Praktek pendidikan bertitik tolak dari pergaulan pendidikan yang bersipat edukatif antara pendidik dan anak didik. Melalui pergaulan pendidikan itu, pendidik dan anak didik saling berinteraksi dan saling menerima dan memberi. Pendidik dalam pergaulan pendidikan memegang peranan penting. Dialah yang mengkomunikasikan nilai luhur akhlak Islam kepada peserta didik, baik dengan cara berdiskusi atau pun tanya jawab. Sebaliknya peserta didik dalam pergaulan pendidikan itu mempunyai kesempatan yang luas untuk menyampaikan hal-hal yang kurang jelas bagi dirinya. Dengan demikian wawasan mereka tentang ajaran syariat agama Islam semakin luas dan dalam, sehingga nilai-nilai akhlakul karimah atau akhlak yang terpuji akan terinternalisasi secara baik, dan tertransformasikan secara benar. Karena pergaulan yang erat antara pendidik dan peserta didik akan menjadikan keduanya tidak merasakan adanya jurang pemisah. Bahkan seorang peserta didik akan merasa terbantu oleh pendidik atau gurunya.

Dalam hal ini Ngalim Purwanto mengatakan, bahwa pendidik atau guru harus menyadari bahwa tindakan yang dilakukan mereka terhadap anak itu ada mengandung maksud, ada tujuan untuk menolong anak yang perlu ditolong untuk membentuk dirinya sendiri.

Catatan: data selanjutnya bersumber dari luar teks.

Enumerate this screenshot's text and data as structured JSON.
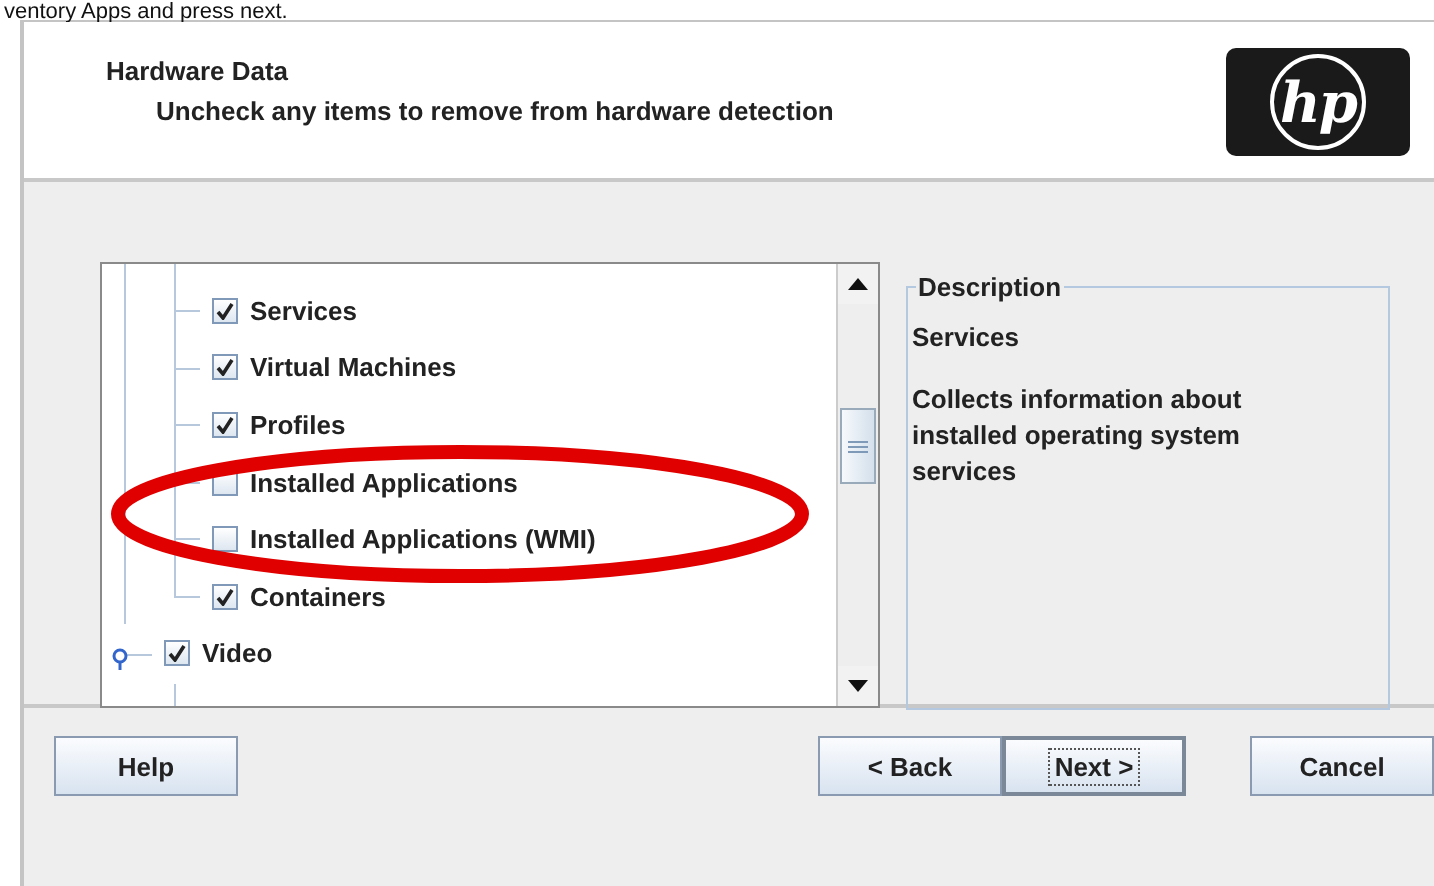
{
  "caption": "ventory Apps and press next.",
  "header": {
    "title": "Hardware Data",
    "subtitle": "Uncheck any items to remove from hardware detection",
    "logo_text": "hp"
  },
  "tree": {
    "items": [
      {
        "children": [
          {
            "label": "Services",
            "checked": true
          },
          {
            "label": "Virtual Machines",
            "checked": true
          },
          {
            "label": "Profiles",
            "checked": true
          },
          {
            "label": "Installed Applications",
            "checked": false
          },
          {
            "label": "Installed Applications (WMI)",
            "checked": false
          },
          {
            "label": "Containers",
            "checked": true
          }
        ]
      },
      {
        "label": "Video",
        "checked": true,
        "expanded": true
      }
    ]
  },
  "description": {
    "legend": "Description",
    "title": "Services",
    "text": "Collects information about installed operating system services"
  },
  "buttons": [
    {
      "label": "Help",
      "kind": "help",
      "default": false
    },
    {
      "label": "< Back",
      "kind": "nav",
      "default": false
    },
    {
      "label": "Next >",
      "kind": "nav",
      "default": true
    },
    {
      "label": "Cancel",
      "kind": "cancel",
      "default": false
    }
  ]
}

Melalui pergaulan pendidikan anak didik sebagai peserta didik akan leluasa mengadakan dialog dengan gurunya. Upaya ini sangat efektif dalam menanamkan nilai-nilai agama dan nilai-nilai akhlak kepada peserta didik. Keakraban ini sangat penting dalam proses pendidikan, dan harus diciptakan oleh pendidik dalam kegiatan belajar mengajar ataupun dalam interaksi pendidikan dalam kegiatan pendidikan non formal dan informal.

Selanjutnya, dengan memberikan suri tauladan yang dicontohkan oleh pendidik kepada peserta didiknya, juga akan memberikan dampak yang sangat besar dalam menanamkan dan mewariskan nilai-nilai Islam kepada peserta didik tersebut. Karena, suri tauladan adalah alat pendidikan yang sangat efektif untuk mengkomunikasikan nilai-nilai ajaran Islam. Melalui contoh yang diberikannya, pendidik menampilkan dirinya sebagai suri tauladan bagi murid-muridnya dalam bentuk tingkah laku, gaya berbicara, cara bergaul, tabiat yang menjadi kebiasaan, tegur sapa, amal ibadah dan lain-lain sebagainya. Akhlak yang ditampilkan pendidik dalam bentuk tingkah laku dan perkataan, tentu akan dapat dilihat dan didengar langsung oleh peserta didiknya.

Zakiah Darajad mengomentari tentang sikap memberikan contoh dengan suri tauladan ini. Dia mengatakan, bahwa latihan keagamaan, yang menyangkut akhlak atau ibadah sosial, atau hubungan manusia dengan manusia sesuai dengan ajaran agama, jauh lebih penting dari pada penjelasan dengan kata-kata. Latihan-latihan ini dilakukan melalui contoh yang diberikan oleh guru atau orang tua. Oleh karena itu guru agama hendaknya mempunyai kepribadian, yang dapat mencerminkan ajaran agama yang diajarkannya kepada anak didiknya. Lalu sikapnya dalam melatih kebiasaan-kebiasaan baik yang sesuai dengan ajaran agama itu, hendaknya menyenangkan dan tidak kaku.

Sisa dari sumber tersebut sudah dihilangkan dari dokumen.